Probers set aside story of hit man | Inquirer News

Probers set aside story of hit man


GORDON                                                                                                                  DE LIMA                  INQUIRER PHOTOS

THE SENATE committee on justice on Tuesday decided to set aside the testimony of Edgar Matobato, calling the confessed hit man “damaged goods” without credibility, but agreed to hold one final hearing into President Duterte’s war on illegal drugs.

Matobato has testified that Mr. Duterte, when still mayor of Davao City, formed the Davao Death Squad (DDS) that had killed 1,000 criminals.


The testimony was widely publicized by major US publications and TV networks and fueled concerns in the United States, United Nations and European Union, over Mr. Duterte’s bloody campaign.

Emerging from a closed-door caucus, Sen. Richard Gordon, the committee chair, told reporters that Matobato’s testimony had “no probative value because he has totally destroyed his credibility.”


Gordon indicated that he would raise an ethics case against Senators Leila de Lima and Antonio Trillanes IV for their “unparliamentary conduct and acts” during the stormy, 13-hour hearing on Monday night.

De Lima walked out of the nationally televised proceedings after heated exchanges over purported discrepancies in Matobato’s testimony.


Sixteen of the supposed 22 policemen that Matobato implicated in the death squad trooped to the Senate on Monday night and sought to debunk the confessed hit man’s claims about the existence of the supposed group of assassins set loose on orders of Mr. Duterte.

“There were unparliamentary remarks made out of the session hall, made within the session hall, walking out of the committee and then saying bad things about the committee is unparliamentary in my book,” Gordon said.

Gordon said the agreement to hold one final hearing next week without summoning Matobato was arrived at the caucus, attended by Senators Panfilo Lacson, Grace Poe, Miguel Zubiri and Emmanuel Pacquiao. De Lima and Trillanes were not invited.

As Monday’s hearing dragged  well into the night, senators  expressed concern that they had been misled by Matobato after learning that the hit man had been charged by the National Bureau of Investigation in connection with the 2002 kidnapping with ransom of Sali Makdum on Samal Island.

Matobato testified that he, along with other DDS hit men,  killed Makdum, a Pakistani suspected of being a terrorist.


Senators led by Gordon were irked when Matobato was no longer around to confront the 16 policemen. They felt that Matobato wanted to avoid a confrontation over the case filed by the NBI against him.

Material concealment

De Lima said she did not know Matobato, who she noted had been waiting to be called, had left the Senate.

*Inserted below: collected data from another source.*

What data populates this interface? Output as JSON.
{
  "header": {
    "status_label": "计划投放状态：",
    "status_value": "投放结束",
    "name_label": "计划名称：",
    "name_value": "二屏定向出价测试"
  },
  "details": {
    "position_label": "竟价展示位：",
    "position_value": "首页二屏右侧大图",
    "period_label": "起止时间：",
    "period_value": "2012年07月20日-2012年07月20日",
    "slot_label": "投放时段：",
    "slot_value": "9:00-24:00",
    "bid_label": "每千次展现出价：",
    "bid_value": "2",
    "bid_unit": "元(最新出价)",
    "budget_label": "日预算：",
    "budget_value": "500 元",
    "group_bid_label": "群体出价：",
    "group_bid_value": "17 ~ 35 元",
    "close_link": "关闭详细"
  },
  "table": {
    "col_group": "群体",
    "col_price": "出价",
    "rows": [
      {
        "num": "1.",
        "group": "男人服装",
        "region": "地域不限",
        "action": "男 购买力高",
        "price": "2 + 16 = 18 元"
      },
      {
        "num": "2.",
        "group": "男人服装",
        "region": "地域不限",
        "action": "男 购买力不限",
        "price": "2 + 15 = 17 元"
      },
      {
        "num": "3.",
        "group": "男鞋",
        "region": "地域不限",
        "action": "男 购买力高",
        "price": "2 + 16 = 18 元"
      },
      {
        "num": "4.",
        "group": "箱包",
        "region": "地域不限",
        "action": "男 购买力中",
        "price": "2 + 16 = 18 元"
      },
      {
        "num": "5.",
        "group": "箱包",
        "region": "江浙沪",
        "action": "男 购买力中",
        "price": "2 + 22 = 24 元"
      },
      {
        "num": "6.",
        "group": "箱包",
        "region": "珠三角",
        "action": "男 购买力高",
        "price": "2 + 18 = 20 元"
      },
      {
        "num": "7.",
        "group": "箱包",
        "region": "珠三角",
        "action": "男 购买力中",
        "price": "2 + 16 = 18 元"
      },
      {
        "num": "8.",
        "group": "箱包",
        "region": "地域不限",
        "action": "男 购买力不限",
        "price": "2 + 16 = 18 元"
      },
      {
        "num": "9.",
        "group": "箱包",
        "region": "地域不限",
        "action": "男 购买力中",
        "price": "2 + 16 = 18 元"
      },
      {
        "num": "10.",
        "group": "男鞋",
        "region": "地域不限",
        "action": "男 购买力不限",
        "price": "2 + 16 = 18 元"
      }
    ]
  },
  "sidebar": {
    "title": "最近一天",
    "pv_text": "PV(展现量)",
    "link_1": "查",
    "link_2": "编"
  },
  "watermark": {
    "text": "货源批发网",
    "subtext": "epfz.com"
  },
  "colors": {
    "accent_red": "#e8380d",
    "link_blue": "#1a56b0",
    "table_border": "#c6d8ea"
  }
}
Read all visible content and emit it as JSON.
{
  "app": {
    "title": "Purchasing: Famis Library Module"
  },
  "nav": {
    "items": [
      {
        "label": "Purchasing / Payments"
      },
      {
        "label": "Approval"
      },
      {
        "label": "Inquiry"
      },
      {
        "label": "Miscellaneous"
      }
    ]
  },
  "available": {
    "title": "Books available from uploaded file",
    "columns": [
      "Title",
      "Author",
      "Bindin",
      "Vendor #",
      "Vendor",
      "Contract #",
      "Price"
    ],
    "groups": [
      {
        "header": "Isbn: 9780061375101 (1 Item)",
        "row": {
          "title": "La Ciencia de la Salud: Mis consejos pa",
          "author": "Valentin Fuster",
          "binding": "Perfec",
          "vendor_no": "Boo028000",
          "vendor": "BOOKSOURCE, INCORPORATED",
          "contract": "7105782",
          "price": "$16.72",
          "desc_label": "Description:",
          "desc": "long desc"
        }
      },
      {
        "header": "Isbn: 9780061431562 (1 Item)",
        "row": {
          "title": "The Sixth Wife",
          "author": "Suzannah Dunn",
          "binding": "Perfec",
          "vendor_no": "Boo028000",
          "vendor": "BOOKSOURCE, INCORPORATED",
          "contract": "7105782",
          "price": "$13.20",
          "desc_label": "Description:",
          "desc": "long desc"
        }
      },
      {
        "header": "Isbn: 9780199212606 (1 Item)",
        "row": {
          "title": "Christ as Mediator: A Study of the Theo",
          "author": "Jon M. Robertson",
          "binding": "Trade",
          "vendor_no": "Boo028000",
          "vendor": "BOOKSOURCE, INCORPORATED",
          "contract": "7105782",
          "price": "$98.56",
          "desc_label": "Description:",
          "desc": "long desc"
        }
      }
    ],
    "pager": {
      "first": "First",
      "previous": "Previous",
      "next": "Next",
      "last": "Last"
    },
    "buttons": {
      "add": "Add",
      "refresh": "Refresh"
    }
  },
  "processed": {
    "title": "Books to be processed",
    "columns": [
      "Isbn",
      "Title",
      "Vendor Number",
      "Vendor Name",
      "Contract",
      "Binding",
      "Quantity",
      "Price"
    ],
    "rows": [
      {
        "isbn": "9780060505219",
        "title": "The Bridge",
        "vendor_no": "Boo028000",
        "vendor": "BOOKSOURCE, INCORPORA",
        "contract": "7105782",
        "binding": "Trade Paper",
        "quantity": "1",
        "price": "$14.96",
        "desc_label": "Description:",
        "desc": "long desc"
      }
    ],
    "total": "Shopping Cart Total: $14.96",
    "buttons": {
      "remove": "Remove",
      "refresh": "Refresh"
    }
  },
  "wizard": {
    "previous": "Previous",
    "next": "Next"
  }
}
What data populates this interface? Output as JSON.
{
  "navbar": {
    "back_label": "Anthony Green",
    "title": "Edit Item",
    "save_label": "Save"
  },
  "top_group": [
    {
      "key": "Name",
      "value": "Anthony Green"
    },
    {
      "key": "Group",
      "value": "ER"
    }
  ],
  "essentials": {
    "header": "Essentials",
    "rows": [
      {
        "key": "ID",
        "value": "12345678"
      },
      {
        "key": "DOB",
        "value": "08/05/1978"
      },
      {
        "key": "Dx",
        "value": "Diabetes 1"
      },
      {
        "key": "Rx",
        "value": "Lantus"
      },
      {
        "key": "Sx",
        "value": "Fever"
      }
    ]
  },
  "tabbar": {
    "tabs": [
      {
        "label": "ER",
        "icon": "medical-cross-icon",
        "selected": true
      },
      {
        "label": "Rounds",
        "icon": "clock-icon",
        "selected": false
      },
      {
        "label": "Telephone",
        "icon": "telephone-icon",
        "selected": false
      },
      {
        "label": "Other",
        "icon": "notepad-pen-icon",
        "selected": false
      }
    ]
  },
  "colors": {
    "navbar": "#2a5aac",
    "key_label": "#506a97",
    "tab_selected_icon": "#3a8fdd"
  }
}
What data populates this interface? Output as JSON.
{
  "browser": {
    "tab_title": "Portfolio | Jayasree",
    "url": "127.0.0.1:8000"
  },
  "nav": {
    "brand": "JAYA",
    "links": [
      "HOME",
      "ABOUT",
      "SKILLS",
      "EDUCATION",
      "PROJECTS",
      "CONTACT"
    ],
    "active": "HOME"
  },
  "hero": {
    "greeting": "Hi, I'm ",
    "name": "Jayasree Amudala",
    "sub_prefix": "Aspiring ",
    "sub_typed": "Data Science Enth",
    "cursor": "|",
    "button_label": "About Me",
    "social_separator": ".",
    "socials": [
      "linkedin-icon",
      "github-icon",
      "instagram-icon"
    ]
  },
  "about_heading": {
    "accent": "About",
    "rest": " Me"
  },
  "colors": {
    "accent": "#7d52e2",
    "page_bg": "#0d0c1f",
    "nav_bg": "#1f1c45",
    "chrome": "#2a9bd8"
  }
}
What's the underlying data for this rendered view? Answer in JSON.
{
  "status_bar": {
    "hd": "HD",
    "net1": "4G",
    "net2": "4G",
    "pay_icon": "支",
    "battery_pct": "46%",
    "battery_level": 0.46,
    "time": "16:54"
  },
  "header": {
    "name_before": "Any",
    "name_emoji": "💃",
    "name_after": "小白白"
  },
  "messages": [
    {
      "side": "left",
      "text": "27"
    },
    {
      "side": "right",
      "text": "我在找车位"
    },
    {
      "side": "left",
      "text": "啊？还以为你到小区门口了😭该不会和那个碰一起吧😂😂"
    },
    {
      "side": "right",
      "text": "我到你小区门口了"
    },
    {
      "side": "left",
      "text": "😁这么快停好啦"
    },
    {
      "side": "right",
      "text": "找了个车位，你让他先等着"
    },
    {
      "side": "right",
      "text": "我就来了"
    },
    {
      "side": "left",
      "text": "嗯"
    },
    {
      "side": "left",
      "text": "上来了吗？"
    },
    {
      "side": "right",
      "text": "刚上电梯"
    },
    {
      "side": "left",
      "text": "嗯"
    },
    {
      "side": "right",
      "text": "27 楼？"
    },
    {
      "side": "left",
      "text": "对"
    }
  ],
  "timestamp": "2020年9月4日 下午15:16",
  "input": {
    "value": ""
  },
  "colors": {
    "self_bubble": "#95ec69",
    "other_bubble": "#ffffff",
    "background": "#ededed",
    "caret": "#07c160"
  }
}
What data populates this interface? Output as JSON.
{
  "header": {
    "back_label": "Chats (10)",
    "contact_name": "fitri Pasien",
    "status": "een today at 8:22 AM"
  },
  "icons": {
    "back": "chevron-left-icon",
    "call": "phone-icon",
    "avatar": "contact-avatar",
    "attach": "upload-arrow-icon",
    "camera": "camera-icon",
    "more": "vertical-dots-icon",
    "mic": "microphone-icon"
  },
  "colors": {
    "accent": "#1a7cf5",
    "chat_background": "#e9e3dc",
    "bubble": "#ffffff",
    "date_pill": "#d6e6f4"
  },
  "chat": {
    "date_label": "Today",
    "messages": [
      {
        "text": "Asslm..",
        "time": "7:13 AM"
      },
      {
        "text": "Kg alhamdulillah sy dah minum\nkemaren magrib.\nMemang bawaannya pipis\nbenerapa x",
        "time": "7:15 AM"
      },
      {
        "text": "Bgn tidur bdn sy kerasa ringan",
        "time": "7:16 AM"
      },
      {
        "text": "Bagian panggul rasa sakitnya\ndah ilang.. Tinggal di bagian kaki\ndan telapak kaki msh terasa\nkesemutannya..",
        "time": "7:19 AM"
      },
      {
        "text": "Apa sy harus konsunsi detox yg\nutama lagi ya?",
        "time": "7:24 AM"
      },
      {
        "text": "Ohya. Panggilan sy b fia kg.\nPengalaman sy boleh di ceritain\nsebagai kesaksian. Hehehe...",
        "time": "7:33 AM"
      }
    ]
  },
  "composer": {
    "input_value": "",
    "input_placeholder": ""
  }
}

She and Gordon as well as the other senators got into a heated confrontation when she mentioned that she looked into her notes and found out that Matobato had indeed been charged by the NBI for kidnapping with ransom of Makdum.

Gordon initially accused Matobato of concealing his case with the NBI but later accused De Lima of the same thing.

Not even the explanation of Trillanes, who returned in the evening to say he had allowed Matobato to leave for security reasons, was able to pacify the angry senators.

Gordon said De Lima committed “material concealment” of vital information. De Lima vehemently denied, demanded an apology from Gordon and walked out when her explanation fell on deaf ears.

“Since no apology is forthcoming, I am walking out,” De Lima said. Gordon called the walkout an act of  “cowardice.”

Pacquiao later on moved to terminate the hearings and was seconded by Sen. Alan Peter Cayetano.

She’s sorry

On Tuesday, De Lima apologized to the public for Monday night’s “outrage and the walkout.”

She said she was still waiting for her colleagues to say sorry to her.

“They were ganging up on me and they were no longer listening to me anymore on my arguments against the claim of material concealment,” she said.

She added that she hoped people would understand her “emotional outburst,” pointing out she had been at the receiving end of false accusations she had links with drug lords who had turned New Bilibid Prison into a center of a multibillion-peso illegal drug trade to raise funds for her election campaign in May.

“I have no more choice. It’s too much already,” De Lima told reporters.

Trillanes insisted Gordon should apologize to De Lima.

“The transcript was very clear,” he told reporters, adding that Matobato had made reference to the kidnapping case in his exchanges with Gordon himself in previous hearings.

“He cannot feign ignorance,” Trillanes said.